Good medicine has always been economical medicine. It is scientifically irrational and morally indefensible to use tests, procedures and medications that are not effective, beneficial or proportionally costly. Preventive medicine has been part of a good patient-physician relationship ever since the Hippocratic physicians emphasized the importance of diet, environment and style of living as elements of disease causation and cure. Access to care for the poor has been integral to a morally valid patient-physician relationship ever since the Hippocratic ethic was incorporated into the charitable traditions of Judaism, Christianity and Islam.

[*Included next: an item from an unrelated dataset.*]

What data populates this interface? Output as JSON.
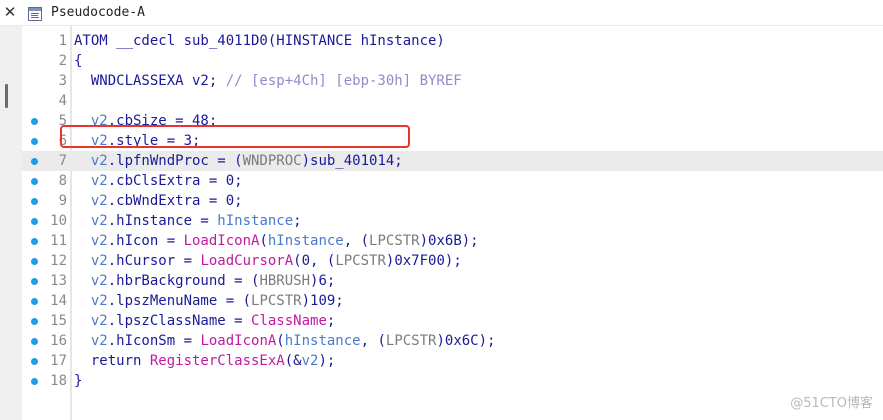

There is no incompatibility between prevention, care and cure; there is nothing in the centrality of care for individual patients that precludes access, availability and affordability of health care. Nor is the common good violated by solicitude, compassion and ethical emphasis on the care of individual persons. Fidelity to trust in the patient-physician relationship in no way precludes the exercise of societal responsibility. What it does mean is that a physician bound by a covenant of trust to an individual patient must do his best for that patient. When not bound to an individual, the physician is not only free to enter into discussions of public policy, rationing and financing of a health care system but morally bound to do so.

That physicians and their organizations do not always fulfill the obligations of a traditional patient-centered ethic is a serious indictment. But there is little likelihood that a system based on a social contract or a community model will prove the salvation theme Father Wildes envisions it to be.

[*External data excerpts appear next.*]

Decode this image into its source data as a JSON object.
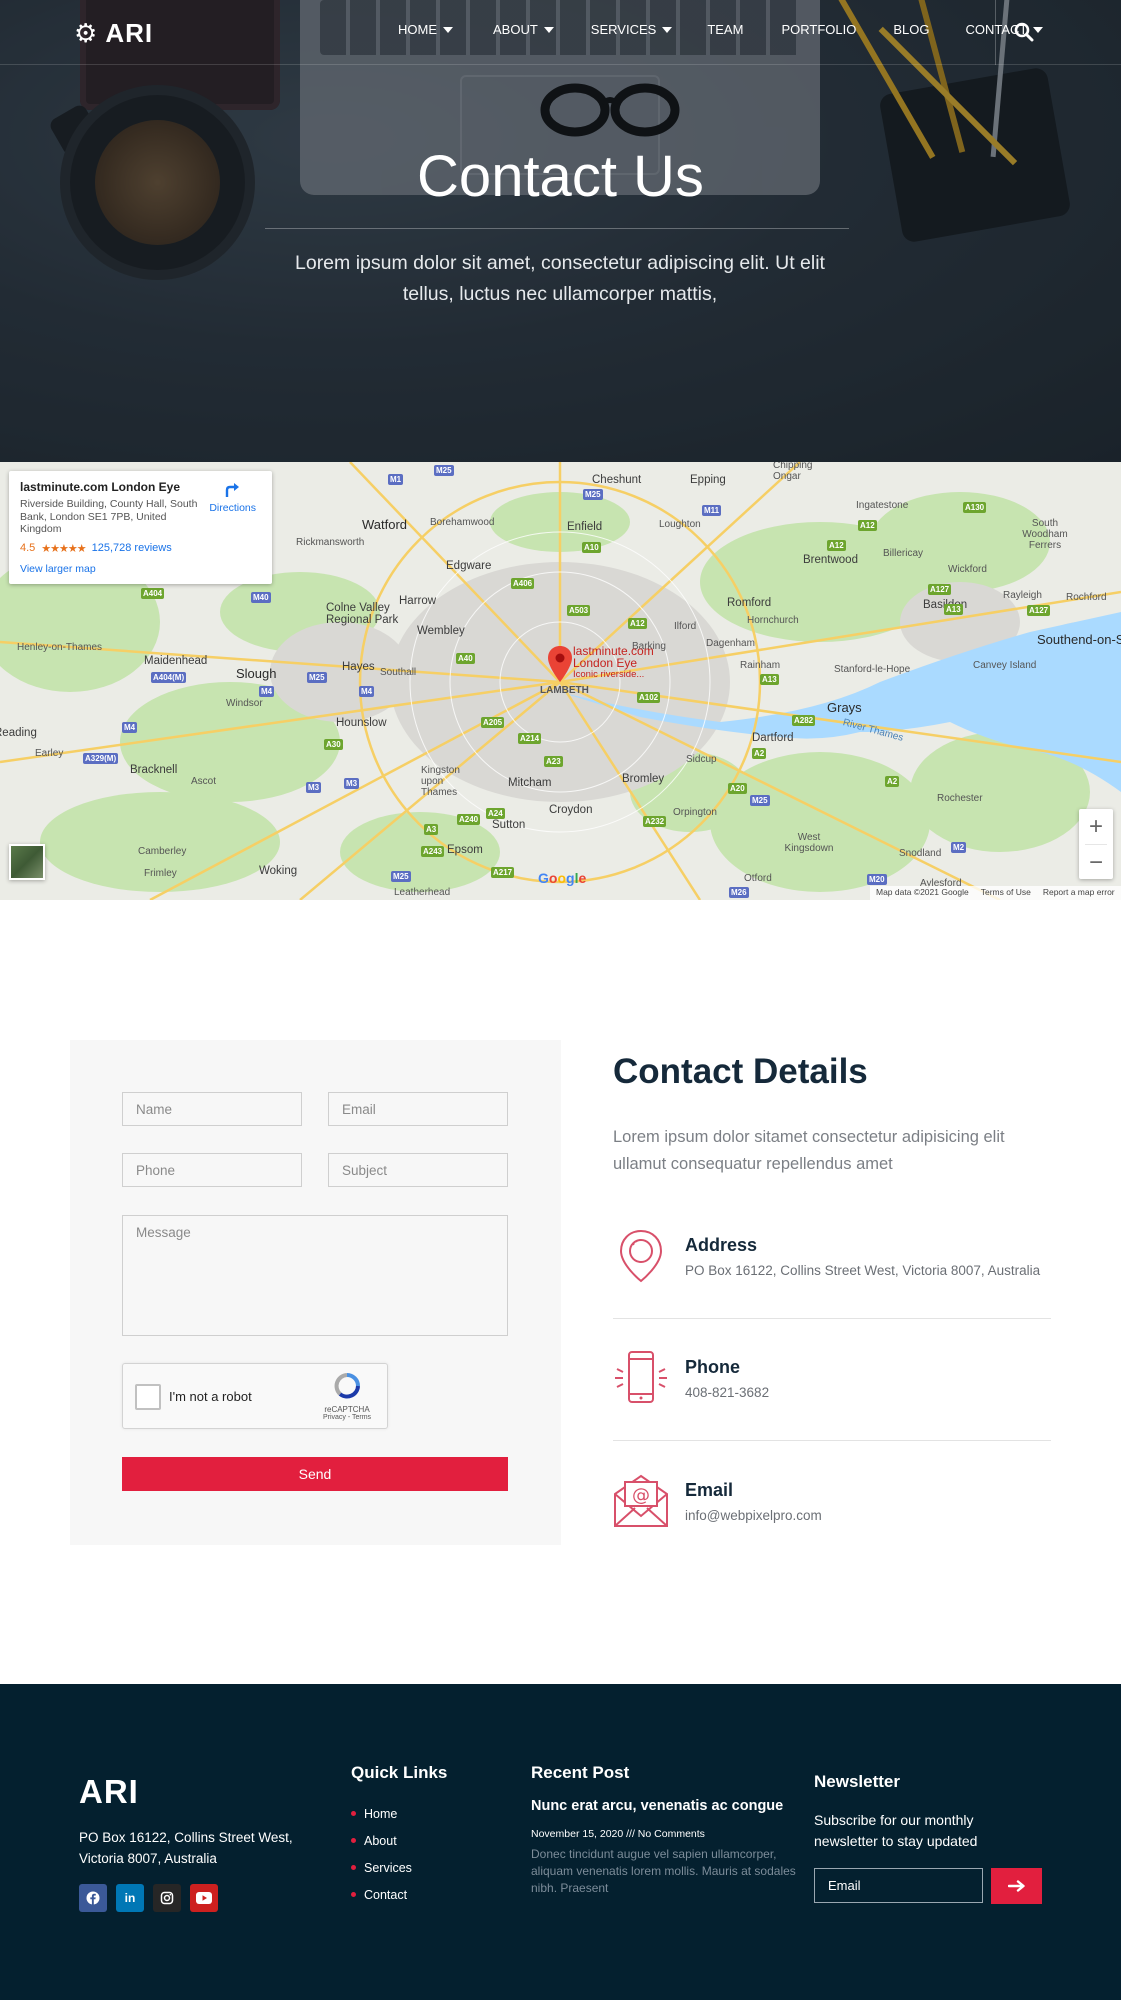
{
  "nav": {
    "logo": "ARI",
    "items": [
      {
        "label": "HOME",
        "has_dropdown": true
      },
      {
        "label": "ABOUT",
        "has_dropdown": true
      },
      {
        "label": "SERVICES",
        "has_dropdown": true
      },
      {
        "label": "TEAM",
        "has_dropdown": false
      },
      {
        "label": "PORTFOLIO",
        "has_dropdown": false
      },
      {
        "label": "BLOG",
        "has_dropdown": false
      },
      {
        "label": "CONTACT",
        "has_dropdown": true
      }
    ],
    "search_icon": "search-icon"
  },
  "hero": {
    "title": "Contact Us",
    "subtitle": "Lorem ipsum dolor sit amet, consectetur adipiscing elit. Ut elit tellus, luctus nec ullamcorper mattis,"
  },
  "map": {
    "place_name": "lastminute.com London Eye",
    "address": "Riverside Building, County Hall, South Bank, London SE1 7PB, United Kingdom",
    "rating": "4.5",
    "stars": "★★★★★",
    "reviews": "125,728 reviews",
    "directions": "Directions",
    "view_larger": "View larger map",
    "pin_title": "lastminute.com",
    "pin_title2": "London Eye",
    "pin_sub": "Iconic riverside...",
    "zoom_in": "+",
    "zoom_out": "−",
    "google": "Google",
    "attribution": [
      "Map data ©2021 Google",
      "Terms of Use",
      "Report a map error"
    ],
    "places": [
      "Cheshunt",
      "Epping",
      "Chipping Ongar",
      "Watford",
      "Borehamwood",
      "Enfield",
      "Loughton",
      "Ingatestone",
      "Rickmansworth",
      "Brentwood",
      "Billericay",
      "South Woodham Ferrers",
      "Edgware",
      "Colne Valley Regional Park",
      "Harrow",
      "Romford",
      "Wickford",
      "Rayleigh",
      "Rochford",
      "Hornchurch",
      "Basildon",
      "Southend-on-Sea",
      "Wembley",
      "Ilford",
      "Barking",
      "Dagenham",
      "Henley-on-Thames",
      "Maidenhead",
      "Slough",
      "Hayes",
      "Southall",
      "LAMBETH",
      "Rainham",
      "Stanford-le-Hope",
      "Canvey Island",
      "Windsor",
      "Hounslow",
      "Grays",
      "River Thames",
      "Reading",
      "Earley",
      "Bracknell",
      "Ascot",
      "Dartford",
      "Kingston upon Thames",
      "Mitcham",
      "Sidcup",
      "Bromley",
      "Croydon",
      "Orpington",
      "Rochester",
      "Sutton",
      "Camberley",
      "Epsom",
      "West Kingsdown",
      "Snodland",
      "Woking",
      "Frimley",
      "Leatherhead",
      "Otford",
      "Aylesford"
    ],
    "roads": [
      "M25",
      "M1",
      "M25",
      "M11",
      "A10",
      "A12",
      "A130",
      "A12",
      "A127",
      "A127",
      "A13",
      "A404",
      "M40",
      "A406",
      "A503",
      "A12",
      "A40",
      "A13",
      "M4",
      "A404(M)",
      "M25",
      "M4",
      "A102",
      "A282",
      "A2",
      "M4",
      "A329(M)",
      "A30",
      "M3",
      "A205",
      "A214",
      "A23",
      "A20",
      "M25",
      "A2",
      "A3",
      "A240",
      "A24",
      "A232",
      "A243",
      "A217",
      "M25",
      "M20",
      "M26",
      "M2",
      "M3"
    ]
  },
  "form": {
    "name_placeholder": "Name",
    "email_placeholder": "Email",
    "phone_placeholder": "Phone",
    "subject_placeholder": "Subject",
    "message_placeholder": "Message",
    "captcha_label": "I'm not a robot",
    "captcha_brand": "reCAPTCHA",
    "captcha_links": "Privacy - Terms",
    "send_label": "Send"
  },
  "contact": {
    "title": "Contact Details",
    "intro": "Lorem ipsum dolor sitamet consectetur adipisicing elit ullamut consequatur repellendus amet",
    "address_title": "Address",
    "address_value": "PO Box 16122, Collins Street West, Victoria 8007, Australia",
    "phone_title": "Phone",
    "phone_value": "408-821-3682",
    "email_title": "Email",
    "email_value": "info@webpixelpro.com",
    "accent": "#e21f3e"
  },
  "footer": {
    "logo": "ARI",
    "address": "PO Box 16122, Collins Street West, Victoria 8007, Australia",
    "socials": [
      "facebook-icon",
      "linkedin-icon",
      "instagram-icon",
      "youtube-icon"
    ],
    "quick_links_title": "Quick Links",
    "quick_links": [
      "Home",
      "About",
      "Services",
      "Contact"
    ],
    "recent_post_title": "Recent Post",
    "post_title": "Nunc erat arcu, venenatis ac congue",
    "post_meta": "November 15, 2020 /// No Comments",
    "post_excerpt": "Donec tincidunt augue vel sapien ullamcorper, aliquam venenatis lorem mollis. Mauris at sodales nibh. Praesent",
    "newsletter_title": "Newsletter",
    "newsletter_text": "Subscribe for our monthly newsletter to stay updated",
    "email_placeholder": "Email",
    "bg": "#04202f"
  }
}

When patients ask, Whom shall I trust? we contend they will be better served if they can identify a human beingfallible, no doubt, but still an identifiable and ethically accountable individual person. Patients will not disappear, nor will illness and disease. The shortcomings of today’s health care system are as much a condemnation of our society and its values as they are of the ancient ethic of care that is responsive to the vulnerability of the sick person. To replace that ancient ethic with trust in an organization, a community or a system is to substitute an ethic of diffused responsibility for one unmistakably centered on a trusting relationship between identifiable human beings.

We would suggest that even with its fallibilities, the traditional ethic is a sounder safeguard of both the individual and the common good than the proposed new ethic.